Sunday, January 22, 2012

St Agnes Lifts up our Hearts and our Standards


Listen to my homily for the day:



If you have trouble listening, click here.
Here are the Mass Readings for the day.

Yesterday I met a whole bunch of twelve year olds.  They had just finished a kind of parish mission at their secondary school.  They were surprisingly astute and aware of the grace of God working in their lives.  I interviewed a few of them before Mass.  One said that she knew she needed more encounters with Jesus in the Sacrament in order to live her vocation.  Another said she needed more faith, another said that she needed more repentance, and many others said that they knew they were not living close enough to God or their parents in order to be the persons that God was calling them to be.

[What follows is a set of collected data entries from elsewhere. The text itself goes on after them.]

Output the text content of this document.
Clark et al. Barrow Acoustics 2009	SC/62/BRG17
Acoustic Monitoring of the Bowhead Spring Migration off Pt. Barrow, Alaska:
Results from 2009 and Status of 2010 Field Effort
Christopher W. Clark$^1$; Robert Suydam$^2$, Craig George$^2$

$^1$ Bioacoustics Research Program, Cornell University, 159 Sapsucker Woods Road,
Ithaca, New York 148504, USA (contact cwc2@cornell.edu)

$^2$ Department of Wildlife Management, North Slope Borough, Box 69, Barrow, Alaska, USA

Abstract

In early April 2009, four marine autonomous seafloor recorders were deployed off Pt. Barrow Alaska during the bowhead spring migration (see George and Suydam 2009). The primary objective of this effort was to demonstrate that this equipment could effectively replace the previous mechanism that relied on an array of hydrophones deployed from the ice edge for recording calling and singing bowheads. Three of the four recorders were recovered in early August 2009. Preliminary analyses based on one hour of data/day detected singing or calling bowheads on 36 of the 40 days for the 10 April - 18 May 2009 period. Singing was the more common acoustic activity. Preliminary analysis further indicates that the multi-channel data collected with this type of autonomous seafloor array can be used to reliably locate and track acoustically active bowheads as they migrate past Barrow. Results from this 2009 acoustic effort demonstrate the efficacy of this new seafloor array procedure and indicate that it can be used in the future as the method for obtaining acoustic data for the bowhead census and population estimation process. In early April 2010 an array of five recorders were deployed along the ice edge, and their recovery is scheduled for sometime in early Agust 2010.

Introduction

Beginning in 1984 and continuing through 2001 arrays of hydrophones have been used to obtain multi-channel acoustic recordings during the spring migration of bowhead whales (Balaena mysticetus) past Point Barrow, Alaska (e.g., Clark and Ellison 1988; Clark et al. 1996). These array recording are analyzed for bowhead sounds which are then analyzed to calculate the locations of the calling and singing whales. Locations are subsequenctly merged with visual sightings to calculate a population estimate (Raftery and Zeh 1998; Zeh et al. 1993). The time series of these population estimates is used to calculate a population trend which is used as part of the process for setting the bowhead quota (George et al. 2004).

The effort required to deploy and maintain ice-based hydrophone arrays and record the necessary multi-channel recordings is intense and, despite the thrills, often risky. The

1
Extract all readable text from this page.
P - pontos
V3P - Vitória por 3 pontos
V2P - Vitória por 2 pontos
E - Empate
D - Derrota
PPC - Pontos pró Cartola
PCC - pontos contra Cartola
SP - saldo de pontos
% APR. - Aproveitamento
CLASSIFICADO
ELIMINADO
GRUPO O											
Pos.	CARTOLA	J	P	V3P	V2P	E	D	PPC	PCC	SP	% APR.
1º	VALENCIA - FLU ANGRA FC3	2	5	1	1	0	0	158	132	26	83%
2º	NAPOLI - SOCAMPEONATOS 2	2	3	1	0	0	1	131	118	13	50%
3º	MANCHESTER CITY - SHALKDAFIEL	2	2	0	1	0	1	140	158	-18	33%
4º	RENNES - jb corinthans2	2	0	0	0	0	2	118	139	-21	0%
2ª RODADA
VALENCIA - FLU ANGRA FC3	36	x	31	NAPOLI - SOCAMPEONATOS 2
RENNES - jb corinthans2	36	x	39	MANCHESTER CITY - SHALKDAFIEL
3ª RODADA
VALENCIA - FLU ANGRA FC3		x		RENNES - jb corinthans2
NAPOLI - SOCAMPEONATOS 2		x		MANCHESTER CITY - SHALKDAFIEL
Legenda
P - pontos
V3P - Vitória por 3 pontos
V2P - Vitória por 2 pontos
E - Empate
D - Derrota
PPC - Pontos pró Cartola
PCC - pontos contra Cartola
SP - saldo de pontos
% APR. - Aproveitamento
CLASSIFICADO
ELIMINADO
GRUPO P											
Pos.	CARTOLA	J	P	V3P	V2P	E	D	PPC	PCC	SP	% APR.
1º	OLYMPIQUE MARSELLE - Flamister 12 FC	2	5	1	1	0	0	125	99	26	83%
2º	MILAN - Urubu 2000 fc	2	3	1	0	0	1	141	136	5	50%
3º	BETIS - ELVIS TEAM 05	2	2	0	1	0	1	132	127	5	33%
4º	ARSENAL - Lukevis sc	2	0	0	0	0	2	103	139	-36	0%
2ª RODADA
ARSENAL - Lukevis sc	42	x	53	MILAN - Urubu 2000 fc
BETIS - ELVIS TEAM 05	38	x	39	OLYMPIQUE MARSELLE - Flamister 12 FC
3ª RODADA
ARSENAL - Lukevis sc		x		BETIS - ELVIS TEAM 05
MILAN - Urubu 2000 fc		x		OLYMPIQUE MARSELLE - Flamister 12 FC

St Agnes was only twelve years old when she witnessed to Christ with the gift of her very life!  How many twelve year olds do we expect to become saints, not when they graduate from secondary school or university, or when they find faith on their own, but today, now?  I don't think we have very high standards for them.  It seems like they are treated like a nuisance, like something to discipline, like something to tolerate.  I am always reminded of martyrology of Lyons, France, when in the Diocletian persecution, the same one that took the life of St Agnes, it is recorded that a twelve year old girl would not burn incense to the gods and the prison guards tortured her.  Every time it seemed she felt the effects of the ill treatment she would cry out, "EGO SUM CHRISTIANUS!" (I am a Christian), and she would then receive a mysterious kind of strength.  The torturers were worn out after 36 hours of knives and fire, but the little girl remained resolute and full of a supernatural joy until the very end.

We need to learn from these 12 year old saints.  Firstly, that twelve year olds are called to be saints, not tomorrow, but right now.  Secondly, that the Holy Eucharist and the Sacrament of Penance, which are present in this realm of the senses to bring us to the realm of the mystery and imperceptible glory of Christ's hidden divinity, should never become routine or familiar in a way that keeps us from going beyond ourselves.

May the prayers of the Immaculate Virgin Mary, queen of martyrs, St Agnes, and all the Saints, inspire in us to respond generously to God's call.